Download or read book Good Wives written by Laurel Thatcher Ulrich and published by Vintage. This book was released on 2010-12-29 with total page 337 pages. Available in PDF, EPUB and Kindle. Book excerpt: This enthralling work of scholarship strips away abstractions to reveal the hidden--and not always stoic--face of the "goodwives" of colonial America. In these pages we encounter the awesome burdens--and the considerable power--of a New England housewife's domestic life and witness her occasional forays into the world of men. We see her borrowing from her neighbors, loving her husband, raising--and, all too often, mourning--her children, and even attaining fame as a heroine of frontier conflicts or notoriety as a murderess. Painstakingly researched, lively with scandal and homely detail, Good Wives is history at its best.

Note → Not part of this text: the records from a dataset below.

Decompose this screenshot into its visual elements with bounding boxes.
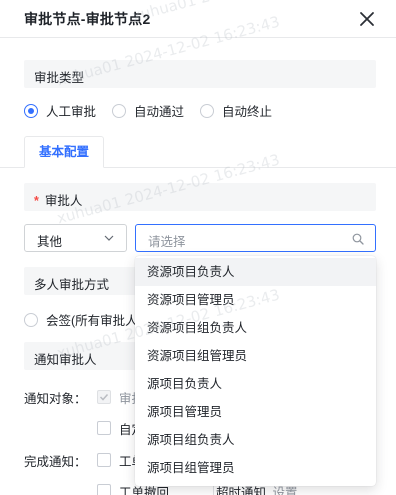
timeout-label: 超时通知: [216, 486, 267, 495]
checkbox-custom[interactable]: [97, 421, 111, 435]
approval-type-label: 审批类型: [34, 71, 85, 85]
timeout-settings-link[interactable]: 设置: [273, 486, 298, 495]
checkbox-notify-approver[interactable]: [97, 390, 111, 404]
chevron-down-icon: [104, 235, 114, 241]
radio-dot: [24, 103, 38, 118]
radio-dot: [24, 312, 38, 327]
panel-title: 审批节点-审批节点2: [24, 11, 151, 27]
dropdown-option[interactable]: 源项目负责人: [135, 370, 376, 398]
radio-label: 自动终止: [222, 105, 273, 119]
check-icon: [99, 393, 109, 401]
close-icon: [360, 12, 374, 26]
approval-type-section: 审批类型: [24, 60, 376, 88]
approver-label: * 审批人: [34, 190, 82, 209]
approver-type-value: 其他: [37, 235, 63, 249]
notify-target-label: 通知对象：: [24, 392, 87, 406]
dropdown-option[interactable]: 资源项目管理员: [135, 286, 376, 314]
complete-notify-label: 完成通知：: [24, 455, 87, 469]
dropdown-option[interactable]: 资源项目负责人: [135, 258, 376, 286]
approver-search-input[interactable]: 请选择: [135, 224, 376, 252]
approver-section: * 审批人: [24, 183, 376, 211]
dropdown-option[interactable]: 资源项目组管理员: [135, 342, 376, 370]
notify-label: 通知审批人: [34, 353, 97, 367]
radio-dot: [112, 103, 127, 118]
radio-label: 会签(所有审批人: [46, 314, 138, 328]
checkbox-ticket-withdraw[interactable]: [97, 484, 111, 495]
radio-dot: [200, 103, 215, 118]
radio-auto-terminate[interactable]: 自动终止: [200, 101, 272, 120]
dropdown-option[interactable]: 源项目组负责人: [135, 426, 376, 454]
radio-countersign[interactable]: 会签(所有审批人: [24, 310, 138, 329]
approval-type-radio-group: 人工审批 自动通过 自动终止: [24, 101, 288, 120]
approver-type-select[interactable]: 其他: [24, 224, 127, 252]
dropdown-option[interactable]: 源项目管理员: [135, 398, 376, 426]
approver-dropdown: 资源项目负责人 资源项目管理员 资源项目组负责人 资源项目组管理员 源项目负责人…: [135, 256, 376, 486]
approver-label-text: 审批人: [44, 194, 83, 208]
radio-auto-pass[interactable]: 自动通过: [112, 101, 184, 120]
search-icon: [352, 233, 364, 245]
tab-basic-config[interactable]: 基本配置: [24, 136, 104, 168]
approval-node-panel: 审批节点-审批节点2 审批类型 人工审批 自动通过 自动终止 基本配置 * 审批人…: [0, 0, 396, 495]
close-button[interactable]: [358, 10, 376, 28]
dropdown-option[interactable]: 资源项目组负责人: [135, 314, 376, 342]
checkbox-ticket[interactable]: [97, 453, 111, 467]
panel-header: 审批节点-审批节点2: [0, 0, 396, 38]
radio-manual-approval[interactable]: 人工审批: [24, 101, 96, 120]
radio-label: 自动通过: [134, 105, 185, 119]
required-mark: *: [34, 194, 39, 208]
radio-label: 人工审批: [46, 105, 97, 119]
multi-approval-label: 多人审批方式: [34, 278, 110, 292]
dropdown-option[interactable]: 源项目组管理员: [135, 454, 376, 482]
search-placeholder: 请选择: [148, 235, 186, 249]
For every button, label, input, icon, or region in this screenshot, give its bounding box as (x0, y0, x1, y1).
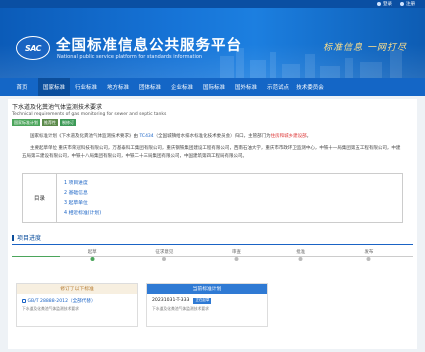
toc-item-basic-info[interactable]: 2 基础信息 (64, 189, 101, 199)
page-title: 下水道及化粪池气体监测技术要求 (12, 104, 103, 111)
nav-item[interactable]: 国际标准 (198, 78, 230, 96)
register-link[interactable]: 注册 (400, 1, 415, 7)
current-plan-box: 当前标准计划 20231031-T-333 正在起草 下水道及化粪池气体监测技术… (146, 282, 268, 327)
site-slogan: 标准信息 一网打尽 (323, 43, 407, 53)
nav-item[interactable]: 技术委员会 (294, 78, 326, 96)
status-badge: 正在起草 (193, 297, 212, 304)
toc-item-drafters[interactable]: 3 起草单位 (64, 199, 101, 209)
nav-item[interactable]: 团体标准 (134, 78, 166, 96)
section-marker (12, 234, 14, 241)
section-divider (12, 244, 413, 245)
step-publish: 发布 (364, 249, 373, 261)
timeline-track (12, 255, 413, 257)
status-badge: 推荐性 (42, 119, 58, 126)
current-plan-code: 20231031-T-333 正在起草 (152, 297, 212, 304)
sac-logo[interactable]: SAC (16, 36, 50, 60)
current-plan-head: 当前标准计划 (147, 283, 267, 294)
toc-item-progress[interactable]: 1 项目进度 (64, 179, 101, 189)
dept-link[interactable]: 住房和城乡建设部 (271, 134, 307, 139)
tc-link[interactable]: TC434 (139, 134, 153, 139)
site-header: SAC 全国标准信息公共服务平台 National public service… (0, 8, 425, 78)
standard-description: 国家标准计划《下水道及化粪池气体监测技术要求》由 TC434（全国城镇给水排水标… (30, 134, 312, 139)
register-icon (400, 2, 404, 6)
toc-item-related[interactable]: 4 相近标准(计划) (64, 209, 101, 219)
nav-item[interactable]: 国外标准 (230, 78, 262, 96)
top-utility-bar: 登录 注册 (0, 0, 425, 8)
site-title: 全国标准信息公共服务平台 (56, 38, 242, 54)
status-badge: 制修订 (60, 119, 76, 126)
current-plan-caption: 下水道及化粪池气体监测技术要求 (152, 305, 209, 311)
replaced-standard-caption: 下水道及化粪池气体监测技术要求 (22, 305, 79, 311)
standard-detail-card: 下水道及化粪池气体监测技术要求 Technical requirements o… (8, 99, 417, 349)
step-review: 审查 (232, 249, 241, 261)
progress-timeline: 起草 征求意见 审查 批准 发布 (12, 249, 413, 269)
step-approve: 批准 (296, 249, 305, 261)
step-comment: 征求意见 (155, 249, 173, 261)
user-icon (377, 2, 381, 6)
timeline-progress (12, 255, 61, 257)
table-of-contents: 目录 1 项目进度 2 基础信息 3 起草单位 4 相近标准(计划) (22, 173, 403, 223)
replaced-standard-link[interactable]: GB/T 28888-2012（全部代替） (22, 298, 132, 304)
progress-section-title: 项目进度 (12, 233, 413, 242)
replaced-standard-box: 修订了以下标准 GB/T 28888-2012（全部代替） 下水道及化粪池气体监… (16, 282, 138, 327)
replaced-standard-head: 修订了以下标准 (17, 283, 137, 294)
standard-relations: 修订了以下标准 GB/T 28888-2012（全部代替） 下水道及化粪池气体监… (12, 282, 413, 327)
nav-item[interactable]: 行业标准 (70, 78, 102, 96)
site-subtitle: National public service platform for sta… (57, 54, 203, 60)
toc-label: 目录 (23, 174, 57, 222)
page-title-en: Technical requirements of gas monitoring… (12, 112, 167, 117)
status-badge: 国家标准计划 (12, 119, 40, 126)
drafting-units: 主要起草单位 重庆市荣冠科技有限公司，万基泰科工集团有限公司，重庆钢铁集团建设工… (22, 146, 401, 159)
main-nav: 首页 国家标准 行业标准 地方标准 团体标准 企业标准 国际标准 国外标准 示范试点 技术委员会 (0, 78, 425, 96)
nav-item[interactable]: 首页 (6, 78, 38, 96)
nav-item[interactable]: 国家标准 (38, 78, 70, 96)
nav-item[interactable]: 地方标准 (102, 78, 134, 96)
nav-item[interactable]: 示范试点 (262, 78, 294, 96)
step-draft: 起草 (88, 249, 97, 261)
status-badges: 国家标准计划 推荐性 制修订 (12, 119, 413, 126)
link-icon (22, 299, 26, 303)
login-link[interactable]: 登录 (377, 1, 392, 7)
nav-item[interactable]: 企业标准 (166, 78, 198, 96)
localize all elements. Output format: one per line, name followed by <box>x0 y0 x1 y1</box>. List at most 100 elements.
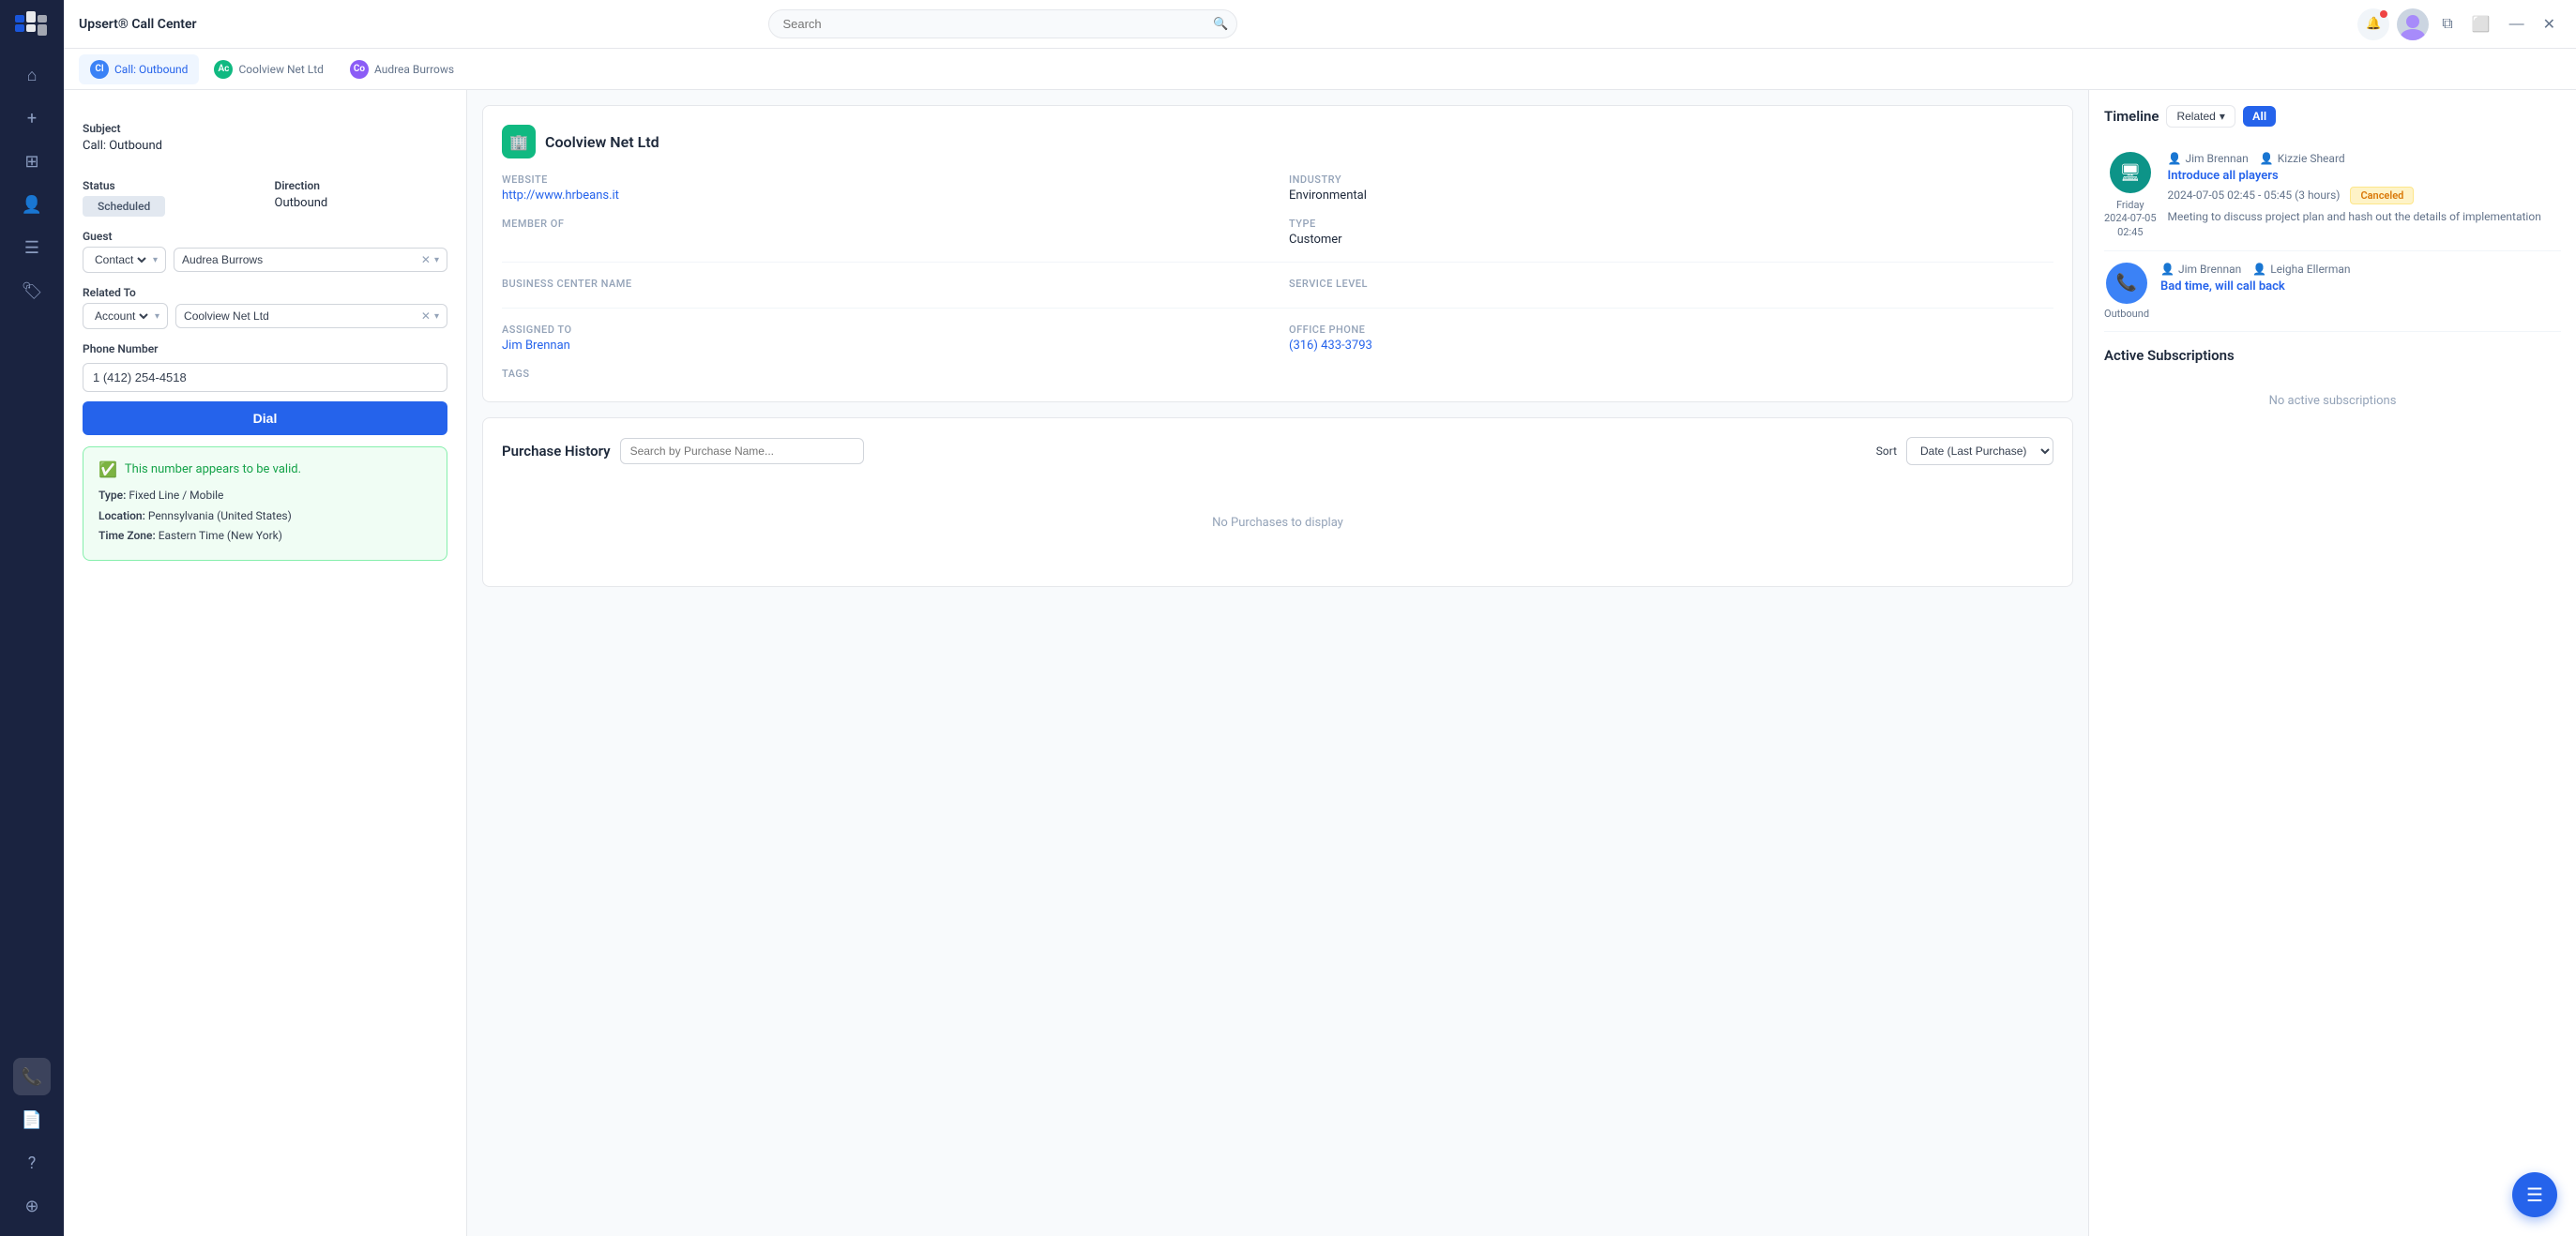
related-label: Related <box>2176 110 2215 123</box>
office-phone-value[interactable]: (316) 433-3793 <box>1289 339 2053 353</box>
related-name-input[interactable] <box>184 309 417 323</box>
guest-type-dropdown[interactable]: Contact <box>91 252 149 267</box>
tab-bar: Cl Call: Outbound Ac Coolview Net Ltd Co… <box>64 49 2576 90</box>
timeline-user1-2[interactable]: 👤 Jim Brennan <box>2160 263 2241 276</box>
dial-button[interactable]: Dial <box>83 401 447 435</box>
tab-badge-coolview: Ac <box>214 60 233 79</box>
fab-button[interactable]: ☰ <box>2512 1172 2557 1217</box>
tab-coolview[interactable]: Ac Coolview Net Ltd <box>203 54 335 84</box>
sort-select[interactable]: Date (Last Purchase) Date (First Purchas… <box>1906 437 2053 465</box>
timeline-users-1: 👤 Jim Brennan 👤 Kizzie Sheard <box>2168 152 2561 165</box>
related-clear-button[interactable]: ✕ <box>421 309 431 323</box>
tags-field: Tags <box>502 368 1266 383</box>
timeline-event-title-1[interactable]: Introduce all players <box>2168 169 2561 183</box>
related-type-select[interactable]: Account ▾ <box>83 303 168 329</box>
home-icon[interactable]: ⌂ <box>13 56 51 94</box>
timeline-users-2: 👤 Jim Brennan 👤 Leigha Ellerman <box>2160 263 2561 276</box>
user-avatar[interactable] <box>2397 8 2429 40</box>
check-icon: ✅ <box>98 460 117 478</box>
related-chevron: ▾ <box>2220 110 2225 123</box>
guest-name-input[interactable] <box>182 253 417 266</box>
canceled-badge: Canceled <box>2350 187 2414 204</box>
tab-label-audrea: Audrea Burrows <box>374 63 454 76</box>
search-bar: 🔍 <box>768 9 1237 38</box>
user-icon-1: 👤 <box>2168 152 2182 165</box>
timeline-user1-1[interactable]: 👤 Jim Brennan <box>2168 152 2249 165</box>
timeline-desc-1: Meeting to discuss project plan and hash… <box>2168 208 2561 225</box>
phone-label: Phone Number <box>83 342 447 355</box>
app-logo[interactable] <box>15 11 49 41</box>
search-input[interactable] <box>768 9 1237 38</box>
business-center-label: Business Center Name <box>502 278 1266 290</box>
account-fields: Website http://www.hrbeans.it Industry E… <box>502 173 2053 247</box>
tab-badge-audrea: Co <box>350 60 369 79</box>
related-to-label: Related To <box>83 286 447 299</box>
guest-clear-button[interactable]: ✕ <box>421 253 431 266</box>
modules-icon[interactable]: ⊕ <box>13 1187 51 1225</box>
account-card-icon: 🏢 <box>502 125 536 158</box>
tab-call-outbound[interactable]: Cl Call: Outbound <box>79 54 199 84</box>
documents-icon[interactable]: 📄 <box>13 1101 51 1138</box>
account-fields-2: Business Center Name Service Level <box>502 278 2053 293</box>
grid-icon[interactable]: ⊞ <box>13 143 51 180</box>
notification-dot <box>2380 10 2387 18</box>
related-button[interactable]: Related ▾ <box>2166 105 2235 128</box>
industry-value: Environmental <box>1289 188 2053 203</box>
related-type-dropdown[interactable]: Account <box>91 309 151 324</box>
validity-box: ✅ This number appears to be valid. Type:… <box>83 446 447 561</box>
industry-field: Industry Environmental <box>1289 173 2053 203</box>
middle-panel: 🏢 Coolview Net Ltd Website http://www.hr… <box>467 90 2088 1236</box>
timeline-user2-2[interactable]: 👤 Leigha Ellerman <box>2252 263 2350 276</box>
tags-label: Tags <box>502 368 1266 380</box>
guest-type-chevron: ▾ <box>153 255 158 265</box>
notification-bell[interactable]: 🔔 <box>2357 8 2389 40</box>
close-button[interactable]: ✕ <box>2538 9 2561 39</box>
account-fields-3: Assigned to Jim Brennan Office Phone (31… <box>502 324 2053 383</box>
purchase-search-input[interactable] <box>620 438 864 464</box>
left-panel: Subject Call: Outbound Status Scheduled … <box>64 90 467 1236</box>
guest-type-select[interactable]: Contact ▾ <box>83 247 166 273</box>
related-type-chevron: ▾ <box>155 311 159 322</box>
search-icon: 🔍 <box>1213 17 1228 31</box>
timeline-date-val-1: 2024-07-05 <box>2104 212 2157 225</box>
assigned-to-value[interactable]: Jim Brennan <box>502 339 1266 353</box>
member-of-field: Member of <box>502 218 1266 247</box>
no-subscriptions-message: No active subscriptions <box>2104 375 2561 427</box>
campaigns-icon[interactable]: 🏷 <box>13 272 51 309</box>
timeline-date-1: Friday 2024-07-05 02:45 <box>2104 199 2157 239</box>
timeline-item-1: 🖥 Friday 2024-07-05 02:45 👤 Jim Brennan <box>2104 141 2561 251</box>
office-phone-field: Office Phone (316) 433-3793 <box>1289 324 2053 353</box>
user-icon-2: 👤 <box>2260 152 2274 165</box>
timeline-content-1: 👤 Jim Brennan 👤 Kizzie Sheard Introduce … <box>2168 152 2561 239</box>
minimize-button[interactable]: — <box>2504 10 2530 38</box>
right-panel: Timeline Related ▾ All 🖥 Friday 2024-07-… <box>2088 90 2576 1236</box>
account-card-title: Coolview Net Ltd <box>545 133 659 151</box>
topbar-title: Upsert® Call Center <box>79 17 197 32</box>
timeline-day-1: Friday <box>2104 199 2157 212</box>
new-item-icon[interactable]: + <box>13 99 51 137</box>
external-link-button[interactable]: ⧉ <box>2436 10 2458 38</box>
topbar: Upsert® Call Center 🔍 🔔 ⧉ ⬜ — ✕ <box>64 0 2576 49</box>
content-area: Subject Call: Outbound Status Scheduled … <box>64 90 2576 1236</box>
contacts-icon[interactable]: 👤 <box>13 186 51 223</box>
website-field: Website http://www.hrbeans.it <box>502 173 1266 203</box>
direction-value: Outbound <box>275 196 448 210</box>
phone-sidebar-icon[interactable]: 📞 <box>13 1058 51 1095</box>
purchase-history-card: Purchase History Sort Date (Last Purchas… <box>482 417 2073 587</box>
type-label: Type: <box>98 489 126 502</box>
reports-icon[interactable]: ☰ <box>13 229 51 266</box>
timeline-time-range-1: 2024-07-05 02:45 - 05:45 (3 hours) Cance… <box>2168 187 2561 204</box>
timeline-event-title-2[interactable]: Bad time, will call back <box>2160 279 2561 294</box>
guest-row: Contact ▾ ✕ ▾ <box>83 247 447 273</box>
help-icon[interactable]: ? <box>13 1144 51 1182</box>
website-value[interactable]: http://www.hrbeans.it <box>502 188 1266 203</box>
expand-button[interactable]: ⬜ <box>2466 9 2496 39</box>
user-name-2: Kizzie Sheard <box>2278 152 2345 165</box>
tab-label-coolview: Coolview Net Ltd <box>238 63 324 76</box>
timeline-item-2: 📞 Outbound 👤 Jim Brennan 👤 Leigha Ellerm… <box>2104 251 2561 332</box>
phone-input[interactable] <box>83 363 447 392</box>
all-button[interactable]: All <box>2243 106 2276 127</box>
validity-details: Type: Fixed Line / Mobile Location: Penn… <box>98 486 432 547</box>
timeline-user2-1[interactable]: 👤 Kizzie Sheard <box>2260 152 2345 165</box>
tab-audrea[interactable]: Co Audrea Burrows <box>339 54 465 84</box>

Download or read book Women Shall Not Rule written by Keith McMahon and published by Rowman & Littlefield Publishers. This book was released on 2013-06-06 with total page 312 pages. Available in PDF, EPUB and Kindle. Book excerpt: Chinese emperors guaranteed male successors by taking multiple wives, in some cases hundreds and even thousands. Women Shall Not Rule offers a fascinating history of imperial wives and concubines, especially in light of the greatest challenges to polygamous harmony—rivalry between women and their attempts to engage in politics. Besides ambitious empresses and concubines, these vivid stories of the imperial polygamous family are also populated with prolific emperors, wanton women, libertine men, cunning eunuchs, and bizarre cases of intrigue and scandal among rival wives. Keith McMahon, a leading expert on the history of gender in China, draws upon decades of research to describe the values and ideals of imperial polygamy and the ways in which it worked and did not work in real life. His rich sources are both historical and fictional, including poetic accounts and sensational stories told in pornographic detail. Displaying rare historical breadth, his lively and fascinating study will be invaluable as a comprehensive and authoritative resource for all readers interested in the domestic life of royal palaces across the world.